Are You Training Your Child into Poverty?
Having open conversations about family finances teaches our children much about money management. Kids will mostly pick up ideas, skills and attitudes about spending, saving and debt, from their parents or caregivers. That's why it is vital to send out the right financial messages within the family.
Money doesn't grow on trees!
Many parents make these kind of statements to their children and can we really blame ourselves? We know things cost money. From nappies, clothes, toys and nursery fees, to car maintenance, broken toasters and toothpaste, most families experience financial stress about money every once in a while. But are we just passing our own negative money attitudes to the next generation?
Money lessons
There is a fine line between worrying our kids with stuff that they are not old enough to shoulder and keeping them in the dark. So should we let kids know that we won't be buying new toys right now because mom and dad are saving up for a new home? Must we tell them dad's hours have been cut and that's why mom is worried? That their little brother needs braces and there isn't enough money for video games until Christmas? The answer is yes, age appropriate ways of addressing money matters are positive for creating healthy money values in our children. Kids pick up stress like radars and almost invariably believe that family tensions are down to something they have done wrong. Therefore it is much better to be open and matter-of-fact about what is going on. If we have honest and straightforward about money discussions with our children, they will learn that money comes and goes, but financial concerns or strategies do not need to upset a family's fundamental balance.

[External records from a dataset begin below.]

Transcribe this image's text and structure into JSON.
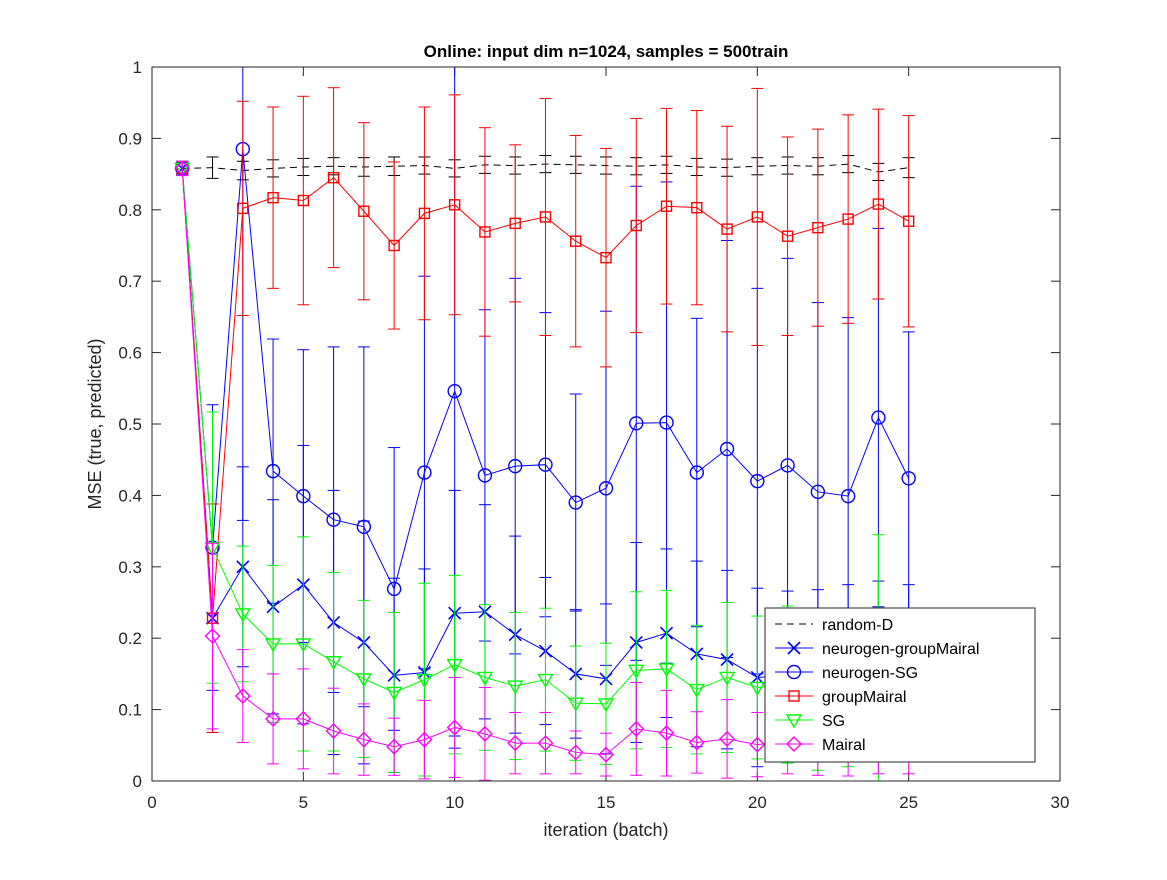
{
  "chart_data": {
    "type": "line",
    "title": "Online:  input dim n=1024, samples = 500train",
    "xlabel": "iteration (batch)",
    "ylabel": "MSE (true, predicted)",
    "xlim": [
      0,
      30
    ],
    "ylim": [
      0,
      1
    ],
    "x_ticks": [
      "0",
      "5",
      "10",
      "15",
      "20",
      "25",
      "30"
    ],
    "y_ticks": [
      "0",
      "0.1",
      "0.2",
      "0.3",
      "0.4",
      "0.5",
      "0.6",
      "0.7",
      "0.8",
      "0.9",
      "1"
    ],
    "grid": false,
    "legend_position": "bottom-right",
    "error_bars": true,
    "x": [
      1,
      2,
      3,
      4,
      5,
      6,
      7,
      8,
      9,
      10,
      11,
      12,
      13,
      14,
      15,
      16,
      17,
      18,
      19,
      20,
      21,
      22,
      23,
      24,
      25
    ],
    "series": [
      {
        "name": "random-D",
        "color": "#000000",
        "line": "dashed",
        "marker": "none",
        "values": [
          0.858,
          0.859,
          0.855,
          0.858,
          0.86,
          0.861,
          0.86,
          0.861,
          0.862,
          0.858,
          0.863,
          0.862,
          0.864,
          0.863,
          0.862,
          0.861,
          0.863,
          0.86,
          0.859,
          0.861,
          0.862,
          0.861,
          0.864,
          0.853,
          0.859
        ],
        "err": [
          0.008,
          0.015,
          0.013,
          0.012,
          0.012,
          0.012,
          0.013,
          0.013,
          0.012,
          0.012,
          0.012,
          0.012,
          0.012,
          0.012,
          0.012,
          0.012,
          0.012,
          0.012,
          0.012,
          0.012,
          0.012,
          0.012,
          0.012,
          0.012,
          0.014
        ]
      },
      {
        "name": "neurogen-groupMairal",
        "color": "#0000ff",
        "line": "solid",
        "marker": "x",
        "values": [
          0.858,
          0.228,
          0.3,
          0.244,
          0.275,
          0.222,
          0.194,
          0.148,
          0.152,
          0.235,
          0.237,
          0.205,
          0.182,
          0.15,
          0.143,
          0.194,
          0.207,
          0.178,
          0.17,
          0.145,
          0.148,
          0.15,
          0.155,
          0.16,
          0.155
        ],
        "err": [
          0.01,
          0.16,
          0.14,
          0.15,
          0.195,
          0.185,
          0.17,
          0.136,
          0.145,
          0.172,
          0.15,
          0.138,
          0.103,
          0.09,
          0.105,
          0.14,
          0.118,
          0.13,
          0.125,
          0.125,
          0.118,
          0.118,
          0.12,
          0.12,
          0.12
        ]
      },
      {
        "name": "neurogen-SG",
        "color": "#0000ff",
        "line": "solid",
        "marker": "circle",
        "values": [
          0.858,
          0.327,
          0.885,
          0.434,
          0.399,
          0.366,
          0.356,
          0.269,
          0.432,
          0.546,
          0.428,
          0.441,
          0.443,
          0.39,
          0.41,
          0.501,
          0.502,
          0.432,
          0.465,
          0.42,
          0.442,
          0.405,
          0.399,
          0.509,
          0.424
        ],
        "err": [
          0.01,
          0.2,
          0.52,
          0.185,
          0.205,
          0.242,
          0.252,
          0.198,
          0.275,
          0.5,
          0.232,
          0.263,
          0.213,
          0.152,
          0.248,
          0.332,
          0.337,
          0.216,
          0.292,
          0.27,
          0.29,
          0.265,
          0.25,
          0.265,
          0.205
        ]
      },
      {
        "name": "groupMairal",
        "color": "#ff0000",
        "line": "solid",
        "marker": "square",
        "values": [
          0.858,
          0.228,
          0.802,
          0.817,
          0.813,
          0.845,
          0.798,
          0.75,
          0.795,
          0.807,
          0.769,
          0.781,
          0.79,
          0.756,
          0.733,
          0.778,
          0.805,
          0.803,
          0.773,
          0.79,
          0.763,
          0.775,
          0.787,
          0.808,
          0.784
        ],
        "err": [
          0.01,
          0.16,
          0.15,
          0.127,
          0.146,
          0.126,
          0.124,
          0.117,
          0.149,
          0.154,
          0.146,
          0.11,
          0.166,
          0.148,
          0.153,
          0.15,
          0.137,
          0.136,
          0.144,
          0.18,
          0.139,
          0.138,
          0.146,
          0.133,
          0.148
        ]
      },
      {
        "name": "SG",
        "color": "#00ff00",
        "line": "solid",
        "marker": "triangle-down",
        "values": [
          0.858,
          0.327,
          0.234,
          0.192,
          0.192,
          0.167,
          0.143,
          0.124,
          0.142,
          0.163,
          0.145,
          0.133,
          0.142,
          0.109,
          0.108,
          0.155,
          0.157,
          0.128,
          0.145,
          0.131,
          0.135,
          0.125,
          0.13,
          0.135,
          0.13
        ],
        "err": [
          0.01,
          0.19,
          0.095,
          0.11,
          0.15,
          0.125,
          0.11,
          0.112,
          0.135,
          0.125,
          0.102,
          0.103,
          0.1,
          0.08,
          0.085,
          0.11,
          0.11,
          0.09,
          0.105,
          0.1,
          0.11,
          0.11,
          0.11,
          0.21,
          0.1
        ]
      },
      {
        "name": "Mairal",
        "color": "#ff00ff",
        "line": "solid",
        "marker": "diamond",
        "values": [
          0.858,
          0.203,
          0.119,
          0.087,
          0.087,
          0.07,
          0.058,
          0.048,
          0.058,
          0.075,
          0.066,
          0.053,
          0.053,
          0.04,
          0.037,
          0.073,
          0.067,
          0.054,
          0.059,
          0.051,
          0.055,
          0.05,
          0.052,
          0.055,
          0.05
        ],
        "err": [
          0.01,
          0.13,
          0.065,
          0.063,
          0.07,
          0.06,
          0.05,
          0.04,
          0.055,
          0.07,
          0.065,
          0.043,
          0.043,
          0.03,
          0.03,
          0.065,
          0.06,
          0.043,
          0.055,
          0.045,
          0.045,
          0.042,
          0.045,
          0.045,
          0.04
        ]
      }
    ]
  }
}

Kids should not feel responsible for their parents
Most kids, once engaged into a money conversation, will feel more integrated and safe within the family unit. Whatever happens, we'll pull through together, is a reassuring message. It is vital, however, to explain that mom and dad will handle the family's well-being. This is the part where we must protect our kids. No child must ever be made to feel responsible for matters that should sit squarely on adults' shoulders. For example, it might be appropriate next time your children want a new Barbie or a video game, for them to participate in a drive to sell old toys on eBay or in a garage sale. This way they can learn to let go of old things in order to generate money (and make room) for new stuff.
Let children fantasise
Adults may come to points in their lives where they feel they'll never be able to realise their youthful dreams. We might have let go of that great career or the round-the-world trip to address other things. Sometimes life does not feel fair and responsibilities, illness and misfortune come our way. We should never stop our kids from dreaming of a better future though. We need to ask ourselves, what financial values do I offer to my children? Am I proud of my job, my home, myself? Do I transmit peace and ease when I talk about money or my job? Do I manage my finances proactively, giving the best possible example to my kids? Laughing cynically when a child says he wants to be a movie star might sometimes be tempting, but if we feel our dreams were once set back, do we really want to crush theirs? Nurturing our kids' optimism and their attitudes to building wealth, identifying and encouraging their real talents and offering them a safe environment where money is just a commodity to be wisely managed, are perhaps some of the best gifts we can offer our sons and daughters.